Gaussian Optimal Transport Beyond Brenier's Theorem

TL;DR

This paper advances the understanding of optimal transport for Gaussian measures in infinite-dimensional spaces, providing explicit formulas, uniqueness results, and geometric insights beyond classical theorems.

Contribution

It introduces a constructive operator-theoretic approach to characterize optimal transport maps and geodesics for Gaussian measures, extending beyond Brenier's theorem.

Findings

Optimal transport maps exist between Gaussian measures in infinite-dimensional spaces.

Explicit formulas and uniqueness of transport maps are established.

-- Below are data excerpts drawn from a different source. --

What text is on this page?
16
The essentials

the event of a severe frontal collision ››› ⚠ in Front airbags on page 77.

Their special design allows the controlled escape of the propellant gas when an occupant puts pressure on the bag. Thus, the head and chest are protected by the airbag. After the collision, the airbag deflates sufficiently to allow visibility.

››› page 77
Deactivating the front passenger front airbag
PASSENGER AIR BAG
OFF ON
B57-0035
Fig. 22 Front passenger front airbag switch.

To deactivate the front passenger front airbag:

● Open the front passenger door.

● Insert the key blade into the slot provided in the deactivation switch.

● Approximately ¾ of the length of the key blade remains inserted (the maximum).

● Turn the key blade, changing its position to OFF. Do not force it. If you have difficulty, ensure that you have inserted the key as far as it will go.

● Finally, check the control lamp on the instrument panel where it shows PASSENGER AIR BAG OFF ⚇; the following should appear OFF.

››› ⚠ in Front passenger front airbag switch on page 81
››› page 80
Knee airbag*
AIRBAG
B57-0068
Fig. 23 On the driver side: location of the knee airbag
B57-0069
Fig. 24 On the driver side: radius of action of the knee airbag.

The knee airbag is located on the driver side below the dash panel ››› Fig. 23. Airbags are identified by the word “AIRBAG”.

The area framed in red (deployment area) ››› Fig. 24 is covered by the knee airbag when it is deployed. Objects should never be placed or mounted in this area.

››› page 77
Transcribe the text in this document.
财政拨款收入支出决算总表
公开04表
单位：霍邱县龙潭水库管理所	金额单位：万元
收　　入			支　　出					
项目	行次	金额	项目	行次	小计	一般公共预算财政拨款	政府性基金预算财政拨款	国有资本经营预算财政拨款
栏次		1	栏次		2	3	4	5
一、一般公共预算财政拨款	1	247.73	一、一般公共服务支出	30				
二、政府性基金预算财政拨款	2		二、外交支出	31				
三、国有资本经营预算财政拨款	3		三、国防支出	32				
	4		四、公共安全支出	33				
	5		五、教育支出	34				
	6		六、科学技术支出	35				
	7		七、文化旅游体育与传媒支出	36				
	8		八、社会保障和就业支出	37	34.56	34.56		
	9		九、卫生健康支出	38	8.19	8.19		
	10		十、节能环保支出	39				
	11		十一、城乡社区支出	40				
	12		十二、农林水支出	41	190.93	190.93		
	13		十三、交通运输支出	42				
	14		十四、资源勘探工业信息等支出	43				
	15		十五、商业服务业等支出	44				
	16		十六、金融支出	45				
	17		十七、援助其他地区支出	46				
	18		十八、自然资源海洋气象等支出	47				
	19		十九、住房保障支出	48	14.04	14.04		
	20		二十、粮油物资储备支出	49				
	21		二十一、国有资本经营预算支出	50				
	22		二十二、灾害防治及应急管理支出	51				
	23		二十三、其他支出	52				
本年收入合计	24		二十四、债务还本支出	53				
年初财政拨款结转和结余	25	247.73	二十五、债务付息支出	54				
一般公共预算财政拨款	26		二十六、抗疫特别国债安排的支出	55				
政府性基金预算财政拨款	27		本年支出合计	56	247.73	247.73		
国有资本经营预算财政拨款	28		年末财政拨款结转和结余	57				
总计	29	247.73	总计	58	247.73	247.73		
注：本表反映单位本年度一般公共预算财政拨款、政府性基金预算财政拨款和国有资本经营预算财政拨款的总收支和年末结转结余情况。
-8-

A new framework for Wasserstein barycenters using Green's operators is proposed.

Abstract

We explore the geometry of the Bures-Wasserstein space for potentially degenerate Gaussian measures on a separable Hilbert space. In this general setting, the optimal transport map is formally the subgradient of a convex function that is infinite almost everywhere, rendering conventional duality-based variational methods ineffective. We overcome this analytical barrier by exploiting a constructive operator-theoretic approach. Our central result proves that the Kantorovich problem for any pair of Gaussian measures reduces to a Monge problem; that is, an optimal transport map exists in at least one direction between two measures. This reduction allows for a complete characterization with explicit formulas for all optimal (potentially unbounded) Monge transport map and Kantorovich couplings, as well as establishing their uniqueness. Furthermore, we provide a full description of the convex set of geodesics between degenerate measures, revealing a rich geometric structure where the classical McCann interpolants arise as the extreme points. We apply these findings to construct transport maps for Gaussian processes and introduce a novel framework for Wasserstein barycenters based on random Green's operators.